We want to understand how the time taken changes when we use a queue to build a stack.

Specifically, how the operations like push and pop grow as we add more items.

Analyze the time complexity of the following code snippet.

#include <stdio.h>
#include <stdlib.h>

#define MAX 100

int queue[MAX];
int front = 0, rear = 0;

void enqueue(int x) {
    queue[rear++] = x;
}

int dequeue() {
    return queue[front++];
}

void push(int x) {
    int size = rear - front;
    enqueue(x);
    for (int i = 0; i < size; i++) {
        enqueue(dequeue());
    }
}

int pop() {
    if (front == rear) return -1; // empty
    return dequeue();
}

int main() {
    push(1);
    push(2);
    push(3);
    printf("%d ", pop());
    printf("%d ", pop());
    return 0;
}
    

This code uses one queue to simulate a stack by rearranging elements on each push.

• Primary operation: The for-loop inside the push function that moves existing elements.
• How many times: It runs once for each element already in the queue before adding the new one.

Each push moves all existing elements to keep the newest element at the front.

Input Size (n)	Approx.
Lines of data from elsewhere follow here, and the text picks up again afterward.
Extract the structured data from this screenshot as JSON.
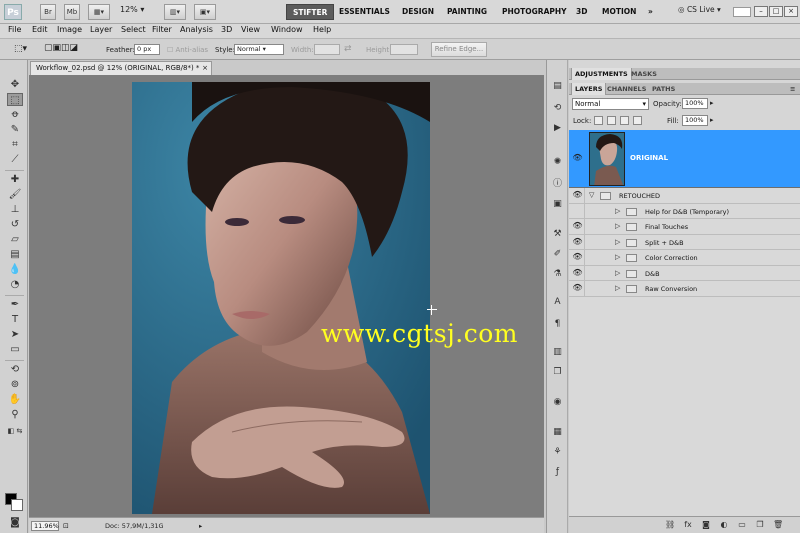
{
  "app": {
    "logo": "Ps",
    "bridge": "Br",
    "minibridge": "Mb",
    "zoom": "12%",
    "workspaces": [
      "STIFTER",
      "ESSENTIALS",
      "DESIGN",
      "PAINTING",
      "PHOTOGRAPHY",
      "3D",
      "MOTION"
    ],
    "more": "»",
    "cs_live": "CS Live",
    "win_min": "–",
    "win_max": "□",
    "win_close": "×"
  },
  "menu": [
    "File",
    "Edit",
    "Image",
    "Layer",
    "Select",
    "Filter",
    "Analysis",
    "3D",
    "View",
    "Window",
    "Help"
  ],
  "options": {
    "feather_label": "Feather:",
    "feather_value": "0 px",
    "antialias_label": "Anti-alias",
    "style_label": "Style:",
    "style_value": "Normal",
    "width_label": "Width:",
    "height_label": "Height:",
    "refine_edge": "Refine Edge..."
  },
  "document": {
    "tab_title": "Workflow_02.psd @ 12% (ORIGINAL, RGB/8*) *",
    "close": "×",
    "watermark": "www.cgtsj.com",
    "status_zoom": "11.96%",
    "status_doc": "Doc: 57,9M/1,31G"
  },
  "panels": {
    "top_tabs": [
      "ADJUSTMENTS",
      "MASKS"
    ],
    "layer_tabs": [
      "LAYERS",
      "CHANNELS",
      "PATHS"
    ],
    "blend_mode": "Normal",
    "opacity_label": "Opacity:",
    "opacity_value": "100%",
    "lock_label": "Lock:",
    "fill_label": "Fill:",
    "fill_value": "100%"
  },
  "layers": {
    "original": "ORIGINAL",
    "group": "RETOUCHED",
    "children": [
      "Help for D&B (Temporary)",
      "Final Touches",
      "Split + D&B",
      "Color Correction",
      "D&B",
      "Raw Conversion"
    ]
  },
  "colors": {
    "selected_layer": "#3399ff",
    "background": "#2e6f8c",
    "watermark": "#ffff20"
  }
}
Operations in push
10	About 10 moves
100	About 100 moves
1000	About 1000 moves

Pattern observation: The number of moves grows linearly with the number of elements.

Time Complexity: O(n)

This means pushing an element takes time proportional to how many elements are already in the stack.

[X] Wrong: "Push operation is always O(1) because we just add one element."

[OK] Correct: Here, push rearranges all existing elements, so it takes longer as the stack grows.

Understanding how to build one data structure using another shows your problem-solving skills and helps you think about efficiency.

"What if we used two queues instead of one? How would that change the time complexity of push and pop?"